Braccialli relata ainda como pequenas mudanças nos planos de vida são reflexos do compromisso com a doação.

 “É uma besteira, mas quando era mais novo tinha muita vontade de fazer tatuagem. Mas decidi que não faria até os 28 anos, para ter 10 anos de doação. Porém, a vida foi passando, as vontades mudando, e o ato de doar sangue se tornou mais importante pra mim do que fazer tatuagem. Assim, acabei nunca fazendo”, contou Felipe.

Importância
A presidente do Hemope, Raquel Santana, ressalta a importância da doação voluntária para o abastecimento dos estoques. De acordo com Raquel, os números, tanto de doadores quanto de doações, vivem uma realidade distante da que seria considerada ideal para o estado. 

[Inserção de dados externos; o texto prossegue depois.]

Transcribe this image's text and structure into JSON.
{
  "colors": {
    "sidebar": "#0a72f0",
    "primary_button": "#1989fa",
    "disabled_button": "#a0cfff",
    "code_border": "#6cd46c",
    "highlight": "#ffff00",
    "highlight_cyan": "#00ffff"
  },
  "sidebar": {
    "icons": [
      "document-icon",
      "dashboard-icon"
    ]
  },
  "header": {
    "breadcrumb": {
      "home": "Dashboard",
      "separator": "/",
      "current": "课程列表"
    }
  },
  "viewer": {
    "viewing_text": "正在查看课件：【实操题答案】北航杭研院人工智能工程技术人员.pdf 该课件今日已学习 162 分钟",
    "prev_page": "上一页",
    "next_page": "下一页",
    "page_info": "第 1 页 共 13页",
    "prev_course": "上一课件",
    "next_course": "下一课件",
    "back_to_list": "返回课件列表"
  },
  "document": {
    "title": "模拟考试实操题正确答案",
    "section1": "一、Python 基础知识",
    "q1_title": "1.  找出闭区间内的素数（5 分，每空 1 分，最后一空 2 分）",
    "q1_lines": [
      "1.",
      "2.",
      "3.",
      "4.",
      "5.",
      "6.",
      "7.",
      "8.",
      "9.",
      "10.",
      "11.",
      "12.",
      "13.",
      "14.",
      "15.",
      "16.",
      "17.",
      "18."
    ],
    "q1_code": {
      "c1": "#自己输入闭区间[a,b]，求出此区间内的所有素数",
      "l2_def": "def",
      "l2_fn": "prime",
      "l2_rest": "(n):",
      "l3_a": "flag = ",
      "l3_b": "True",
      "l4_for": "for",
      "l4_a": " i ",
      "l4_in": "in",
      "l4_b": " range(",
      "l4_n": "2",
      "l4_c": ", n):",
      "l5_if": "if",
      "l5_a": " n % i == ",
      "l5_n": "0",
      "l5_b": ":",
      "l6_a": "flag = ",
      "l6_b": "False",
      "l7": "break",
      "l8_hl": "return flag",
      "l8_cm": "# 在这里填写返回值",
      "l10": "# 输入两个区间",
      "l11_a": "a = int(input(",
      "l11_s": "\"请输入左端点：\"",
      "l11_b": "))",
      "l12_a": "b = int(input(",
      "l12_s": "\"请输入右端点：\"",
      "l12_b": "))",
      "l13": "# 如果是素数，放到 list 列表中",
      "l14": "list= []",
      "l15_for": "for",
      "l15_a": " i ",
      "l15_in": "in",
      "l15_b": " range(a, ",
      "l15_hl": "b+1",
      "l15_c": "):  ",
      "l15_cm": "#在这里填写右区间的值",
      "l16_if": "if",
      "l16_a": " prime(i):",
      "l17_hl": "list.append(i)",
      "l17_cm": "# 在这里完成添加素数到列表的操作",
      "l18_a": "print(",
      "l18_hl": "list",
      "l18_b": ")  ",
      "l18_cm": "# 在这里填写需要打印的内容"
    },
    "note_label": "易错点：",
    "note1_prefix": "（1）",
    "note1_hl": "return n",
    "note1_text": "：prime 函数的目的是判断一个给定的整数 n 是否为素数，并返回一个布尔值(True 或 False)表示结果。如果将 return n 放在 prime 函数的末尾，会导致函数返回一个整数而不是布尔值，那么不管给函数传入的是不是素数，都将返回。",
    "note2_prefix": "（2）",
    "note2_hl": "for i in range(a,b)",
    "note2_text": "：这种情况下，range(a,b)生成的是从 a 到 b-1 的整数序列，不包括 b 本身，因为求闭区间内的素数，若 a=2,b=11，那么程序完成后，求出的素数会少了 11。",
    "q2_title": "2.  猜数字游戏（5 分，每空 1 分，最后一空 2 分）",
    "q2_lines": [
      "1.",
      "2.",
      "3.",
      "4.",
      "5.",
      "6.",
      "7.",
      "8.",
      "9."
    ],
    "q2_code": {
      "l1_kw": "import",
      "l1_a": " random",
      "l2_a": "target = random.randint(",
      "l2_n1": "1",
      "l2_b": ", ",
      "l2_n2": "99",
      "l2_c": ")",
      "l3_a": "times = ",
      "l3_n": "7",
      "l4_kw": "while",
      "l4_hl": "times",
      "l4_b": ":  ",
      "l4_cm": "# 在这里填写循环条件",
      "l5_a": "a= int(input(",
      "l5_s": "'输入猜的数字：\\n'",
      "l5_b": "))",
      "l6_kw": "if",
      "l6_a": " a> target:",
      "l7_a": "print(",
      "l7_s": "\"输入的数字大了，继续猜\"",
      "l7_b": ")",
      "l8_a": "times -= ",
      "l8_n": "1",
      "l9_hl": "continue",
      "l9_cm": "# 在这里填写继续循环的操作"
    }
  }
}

“Precisamos que mais de 3% da população doe regularmente para mantermos os estoques em níveis seguros. Infelizmente, nós ainda estamos nessa caminhada e não chegamos próximo desse número, temos pouco mais de um por cento. A necessidade é constante, especialmente em períodos festivos, quando as doações tendem a diminuir. Por isso, campanhas como o Junho Vermelho se fazem tão necessárias”, relatou a presidente.  

Para Santana, são inspirações como José Nelson, Dimas Alberto e Felipe Braccialli, que a população precisa para começar a frequentar os bancos de sangue e se tornarem doadores ativos.  

“Uma doação pode salvar até quatro vidas. É um grande ato de solidariedade e amor, que salva vidas. A gente precisa, de fato, trazer o engajamento da população para a gente ter mais doadores”, concluiu a presidente.

Benefícios para quem é doador
Quem é doador regular de sangue no estado de Pernambuco, com carteirinha de identificação, também tem direito a diversos benefícios, segundo a lei n.º 16724 de 09/12/2019.

Entre os benefícios estão o pagamento de meia entrada em cinema, cineclubes, teatros, espetáculos musicais e circenses e eventos educativos, esportivos, de lazer e de entretenimento.

Segundo o advogado Glauber Oliveira, especialista em Direito do Trabalho, trabalhadores que são doadores regulares de sangue em Pernambuco também têm direito a uma folga remunerada. "O regime da Consolidação das Leis de Trabalho, conhecido como CLT, autoriza uma folga remunerada no período de doze meses", afirmou o advogado.

Porém, também existem outros benefícios; como o atendimento prioritário em bancos e instituições que dispõem desse atendimento. Nestes casos, o atendimento do doador é sucedido após serem atendidas outras prioridades como idosos, lactantes, gestantes e pessoas com deficiência.

"Para comprovar, e obter o direito a esse benefício, a pessoa precisa ter um comprovante de doação, expedido por uma entidade reconhecida pelo governo de Pernambuco, com o registro das doações mínimas (três vezes para homens, e duas vezes para as mulheres) no período de doze meses. Para receber o atendimento prioritário basta ter a comprovação da doação com validade de cento e vinte dias", explicou Glauber Oliveira.